Волхвы в России

Владимир Микушевич
     В 1913 г. Кроули  посещает Россию, и это посещение таинственным образом подтверждает то главное, что он уже сделал как поэт и ещё намерен сделать. Россия в эти годы вообще производит глубокое, неизгладимое впечатление на поэтические натуры, творящие конец века и начало века. Среди таких натур Кнут Гамсун, пишущий проникновенные очерки "В сказочной стране", Эрнст Барлах, чью скульптуру определяют в это время каменные бабы в бывших скифских степях, Анри Матисс, равнодушно проходящий по залам Третьяковской галереи, чтобы в изумлённом восхищении воскликнуть перед православными иконами: "Вот ваша истинная живопись!", и, наконец, а, может быть, в первую очередь, Райнер Мария Рильке, которому Россия подарит "Книгу часов", чьё творчество ещё переплетётся с творчеством Алистера Кроули, по всей вероятности, негаданно для обоих. Норвежский романист, французский живописец, немецкий скульптор, австро-европейский поэт весьма напоминают череду волхвов, и в эту череду вписывается Алистер Кроули.
   
     В его скитаниях всегда распознавался некий мистический смысл.

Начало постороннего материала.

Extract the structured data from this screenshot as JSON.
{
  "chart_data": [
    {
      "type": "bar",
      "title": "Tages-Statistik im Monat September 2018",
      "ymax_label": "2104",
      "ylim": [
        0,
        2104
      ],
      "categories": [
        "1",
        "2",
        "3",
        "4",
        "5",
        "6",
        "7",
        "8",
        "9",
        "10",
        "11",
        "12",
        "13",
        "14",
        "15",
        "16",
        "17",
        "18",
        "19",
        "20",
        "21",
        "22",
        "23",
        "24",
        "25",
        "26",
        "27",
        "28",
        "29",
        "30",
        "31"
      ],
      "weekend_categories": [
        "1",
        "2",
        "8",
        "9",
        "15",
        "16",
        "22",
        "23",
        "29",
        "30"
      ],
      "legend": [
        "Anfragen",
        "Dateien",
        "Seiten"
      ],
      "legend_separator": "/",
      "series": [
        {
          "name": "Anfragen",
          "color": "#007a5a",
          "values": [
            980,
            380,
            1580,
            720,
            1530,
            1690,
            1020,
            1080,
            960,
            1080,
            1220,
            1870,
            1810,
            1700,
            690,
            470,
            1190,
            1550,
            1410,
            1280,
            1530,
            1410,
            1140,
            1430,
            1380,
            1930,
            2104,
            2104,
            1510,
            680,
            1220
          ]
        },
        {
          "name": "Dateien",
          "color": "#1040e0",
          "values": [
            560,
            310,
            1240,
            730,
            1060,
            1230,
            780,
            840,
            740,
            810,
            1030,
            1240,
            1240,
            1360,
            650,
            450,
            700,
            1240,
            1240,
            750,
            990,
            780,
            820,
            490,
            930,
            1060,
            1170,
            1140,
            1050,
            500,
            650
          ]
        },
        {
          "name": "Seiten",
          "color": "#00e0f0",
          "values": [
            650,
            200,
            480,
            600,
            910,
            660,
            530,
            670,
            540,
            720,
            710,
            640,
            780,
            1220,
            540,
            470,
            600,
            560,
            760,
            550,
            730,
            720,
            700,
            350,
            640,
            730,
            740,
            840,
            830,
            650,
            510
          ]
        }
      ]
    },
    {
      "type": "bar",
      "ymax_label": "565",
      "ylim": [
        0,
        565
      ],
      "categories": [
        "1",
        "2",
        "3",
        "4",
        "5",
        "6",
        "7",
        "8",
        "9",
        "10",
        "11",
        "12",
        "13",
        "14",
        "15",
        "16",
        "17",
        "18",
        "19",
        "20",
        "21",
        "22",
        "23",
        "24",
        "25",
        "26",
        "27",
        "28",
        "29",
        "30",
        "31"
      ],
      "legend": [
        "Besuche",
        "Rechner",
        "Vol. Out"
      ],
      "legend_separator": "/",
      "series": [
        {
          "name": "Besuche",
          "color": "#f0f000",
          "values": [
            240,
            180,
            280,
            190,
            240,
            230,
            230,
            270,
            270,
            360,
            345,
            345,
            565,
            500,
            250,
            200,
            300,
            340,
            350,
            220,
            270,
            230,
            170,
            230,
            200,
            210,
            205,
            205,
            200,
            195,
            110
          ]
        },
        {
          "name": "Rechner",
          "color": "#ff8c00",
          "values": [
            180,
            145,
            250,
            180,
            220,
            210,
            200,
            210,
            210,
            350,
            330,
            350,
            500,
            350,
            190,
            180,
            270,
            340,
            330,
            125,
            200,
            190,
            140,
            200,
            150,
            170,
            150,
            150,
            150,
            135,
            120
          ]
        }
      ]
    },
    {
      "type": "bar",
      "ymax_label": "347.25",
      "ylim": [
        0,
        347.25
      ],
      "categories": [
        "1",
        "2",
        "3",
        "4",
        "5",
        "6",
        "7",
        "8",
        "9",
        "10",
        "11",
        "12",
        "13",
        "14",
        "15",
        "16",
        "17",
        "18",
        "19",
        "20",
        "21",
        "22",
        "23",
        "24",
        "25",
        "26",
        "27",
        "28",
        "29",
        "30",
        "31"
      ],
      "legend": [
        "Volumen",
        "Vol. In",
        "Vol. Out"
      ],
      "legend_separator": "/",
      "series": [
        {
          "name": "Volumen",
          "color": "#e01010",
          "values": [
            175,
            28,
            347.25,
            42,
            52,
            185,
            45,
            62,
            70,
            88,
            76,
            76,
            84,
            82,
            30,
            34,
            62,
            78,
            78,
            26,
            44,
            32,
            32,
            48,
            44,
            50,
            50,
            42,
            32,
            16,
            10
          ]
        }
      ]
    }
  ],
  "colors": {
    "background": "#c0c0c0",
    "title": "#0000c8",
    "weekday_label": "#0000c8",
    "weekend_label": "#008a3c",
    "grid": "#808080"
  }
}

Головокружительно опасные восхождения на горные вершины, недоступные обычному человеку, намекали на рискованные, но тем более насущные искания. Что касается риска, в Кроули распознаются черты русских метафизических экстремистов, и не эти ли черты влекут его в Россию как на духовную родину? И в святости и в грехе Кроули ищет запредельного, как будто в запредельном святость и грех совпадают. Конечно, в этом жуткий соблазн, но, быть может, и чаянье, что если спасительное: "Я пробовал везде мою силу. Вы мне советовали это, "чтоб узнать себя". На пробах для себя и для показу, как и прежде во всю мою жизнь, она оказывалась беспредельною". Кажется, это Кроули пишет о себе, но это слова Ставрогина из письма, за которым последует самоубийство.

     Самоубийством кончает и другой герой "Бесов" Кириллов, опережая самоубийство своего наставника Ставрогина. Достоевский хотел назвать свой роман о Ставрогине "Житие великого грешника". Такое название напрашивается и для биографии Алистера Кроули. Сочетать несочетаемое – едва ли не главная цель всей его жизни. Проходя одно из первых розенкрейцерских посвящений, Кроули принимает имя Христос-Люцифер и доказывает, что это значит всего лишь Помазанник-Светоносец. У Достоевского Ставрогин обращает  Кириллова в крайний атеизм, из которого то ли сам Ставрогин то ли уже Кириллов делает вывод: "Если нет Бога, то я Бог". (Нечто подобное утверждал и Фихте.) Но Кириллов не останавливается на этом: "Я не понимаю, как мог до сих пор атеист знать, что нет Бога, и не убить себя тотчас же". И Алистер Кроули, по существу, на протяжении всей своей жизни балансирует на грани самоубийства, и в этом его запредельное скалолазание. Но тот же Ставрогин одновременно с обращением Кириллова в героический до самоубийства атеизм обращает Шатова в крайнее православие, и тот повторяет за ним: "Я верую в Россию, я верую в её православие… Я верую в тело Христово… Я верую, что новое пришествие совершится в России… Я верую…" И Кроули пишет очерк "Сердце святой Руси", который иногда называют поэмой в прозе. Гимн Кремлёвским соборам сочетается в этом очерке с тончайшим анализом древнерусской иконописи и зодчества, но сквозь все тонкости художественно-философского анализа порою слышится, что это "залепетал в исступлении Шатов". Русские инспирации у Кроули не ограничиваются этим очерком. Он напишет свою гностическую литургию, основываясь на православной литургии Василия Великого.